Just last week the four co-founders behind the infamous BitTorrent tracker site The Pirate Bay were handed one-year sentences and ordered to pay hefty fines, after a Swedish court convicted them of being accessories to breaching copyright laws. ®
1. I bought a lot of Vinyl LPs; since then I got quite a few of them again in CD's. As I am forgetful I have discovered that I have several CD's in duplicates.
2. Generally speaking I go and buy any CD I want as I think I can afford it as I would want to have the quality of recording it gives me.
3. However the last ten years I have bought very few CD's per year in comparision and when I enter the record store I do not seem to find much of interest. Perhaps having a large collection means that there is less need for getting new stuff. As it is I can hardly find the time to listen on my existing records anyway. It is obvious that If the record industry expects people like me to continue to buy "music" in the same fashion as before then they are severely mistaken. My personal experience is completely unrelated to piracy.
*** It reported a sharp drop in the US, where sales dramatically tumbled by nearly 19 per cent last year. Sales were a little less dire in Europe where they fell more than six per cent for 2008, while Latin America was down 4.7 per cent. The only bright spot was in Asia, with sales up just one per cent on 2007’s figures. ***
The RIAA translator:
1. USA has the biggest drop in sales and this obviously mean that the USA has the biggest problem with Piracy. Now it is obious that the USA is leading the world league in piracy the governmental attention should be on US to clean up its act and put in some appropriate legislation against piracy. At the moment the US would appear to be a world leading safe haven for pirates and copyright thieves; If they do not change their laws we should request for the US to boycott themselves and to pursue a self imposed trade embargo...
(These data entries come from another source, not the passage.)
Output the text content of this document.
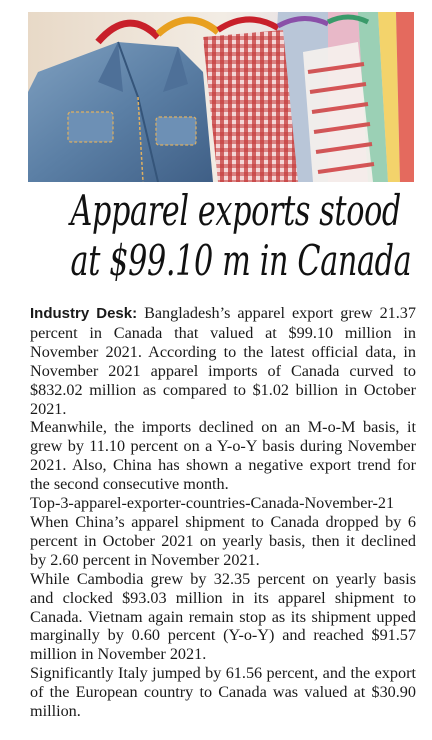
Apparel exports stood
at $99.10 m in Canada

Industry Desk: Bangladesh’s apparel export grew 21.37 percent in Canada that valued at $99.10 million in November 2021. According to the latest official data, in November 2021 apparel imports of Canada curved to $832.02 million as compared to $1.02 billion in October 2021.

Meanwhile, the imports declined on an M-o-M basis, it grew by 11.10 percent on a Y-o-Y basis during November 2021. Also, China has shown a negative export trend for the second consecutive month.

Top-3-apparel-exporter-countries-Canada-November-21

When China’s apparel shipment to Canada dropped by 6 percent in October 2021 on yearly basis, then it declined by 2.60 percent in November 2021.

While Cambodia grew by 32.35 percent on yearly basis and clocked $93.03 million in its apparel shipment to Canada. Vietnam again remain stop as its shipment upped marginally by 0.60 percent (Y-o-Y) and reached $91.57 million in November 2021.

Significantly Italy jumped by 61.56 percent, and the export of the European country to Canada was valued at $30.90 million.
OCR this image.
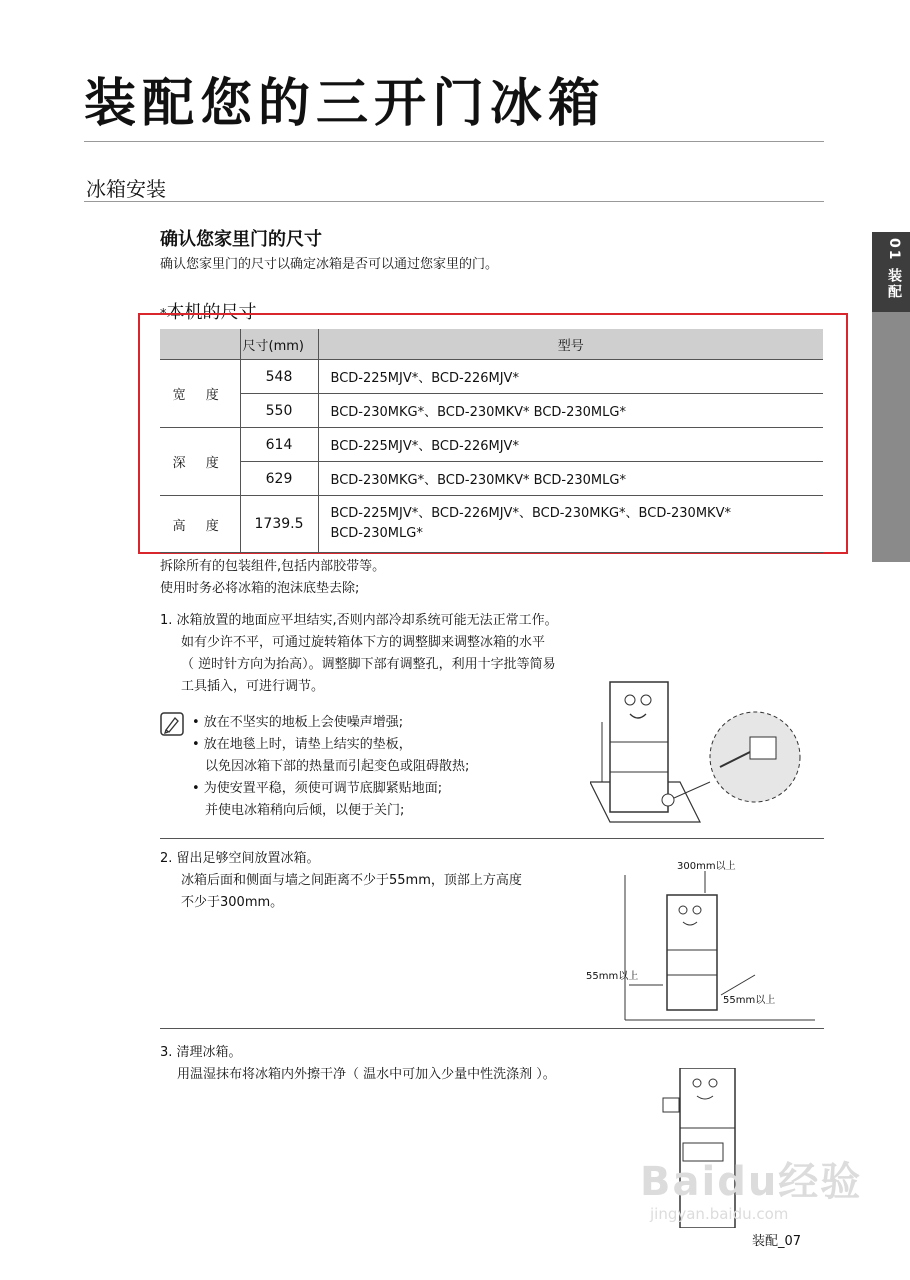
装配您的三开门冰箱
冰箱安装
01 装配
确认您家里门的尺寸
确认您家里门的尺寸以确定冰箱是否可以通过您家里的门。
*本机的尺寸
	尺寸(mm)	型号
宽 度	548	BCD-225MJV*、BCD-226MJV*
	550	BCD-230MKG*、BCD-230MKV* BCD-230MLG*
深 度	614	BCD-225MJV*、BCD-226MJV*
	629	BCD-230MKG*、BCD-230MKV* BCD-230MLG*
高 度	1739.5	BCD-225MJV*、BCD-226MJV*、BCD-230MKG*、BCD-230MKV*
BCD-230MLG*
拆除所有的包装组件,包括内部胶带等。
使用时务必将冰箱的泡沫底垫去除;
1. 冰箱放置的地面应平坦结实,否则内部冷却系统可能无法正常工作。
如有少许不平，可通过旋转箱体下方的调整脚来调整冰箱的水平
（ 逆时针方向为抬高）。调整脚下部有调整孔，利用十字批等简易
工具插入，可进行调节。
• 放在不坚实的地板上会使噪声增强;
• 放在地毯上时，请垫上结实的垫板，
以免因冰箱下部的热量而引起变色或阻碍散热;
• 为使安置平稳，须使可调节底脚紧贴地面;
并使电冰箱稍向后倾，以便于关门;
2. 留出足够空间放置冰箱。
冰箱后面和侧面与墙之间距离不少于55mm，顶部上方高度
不少于300mm。
300mm以上
55mm以上
55mm以上
3. 清理冰箱。
用温湿抹布将冰箱内外擦干净（ 温水中可加入少量中性洗涤剂 ）。
Baidu经验
jingyan.baidu.com
装配_07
2. Europe is proving itself to be a little less soft on piracy and copyright theft than the US. Obviously the legislation is going in the right direction but the governments are still not there as the loss of revenue due to piracy and copyright theft is still rather large. However it is nice to know that the governments are collaborating on some of the more prominent issues raised.
3. Latin America is succesfully targetting the criminal behaviour of pirats and copyright thieves. The comparision between Latin America and the USA shows that the criminal behaviour of pirats cost FOUR TIMES as much in the USA as in Latin America. For Latin America this does appear to be a promising development.
4. Asia has the last few years done a phenomenal 180 degrees turn and has no problems with piracy and copyright theft what so ever. The financial situation shows that Asia is where the actions against piracy and copyright theft has been most succesful. As a result piracy and copyright theft is mostly unheard of as a phenomena in ASIA.
Strangely the number of turntables sold increased last year according to Hifi Choice. Still it is a minority market in comparison to downloads on P2P.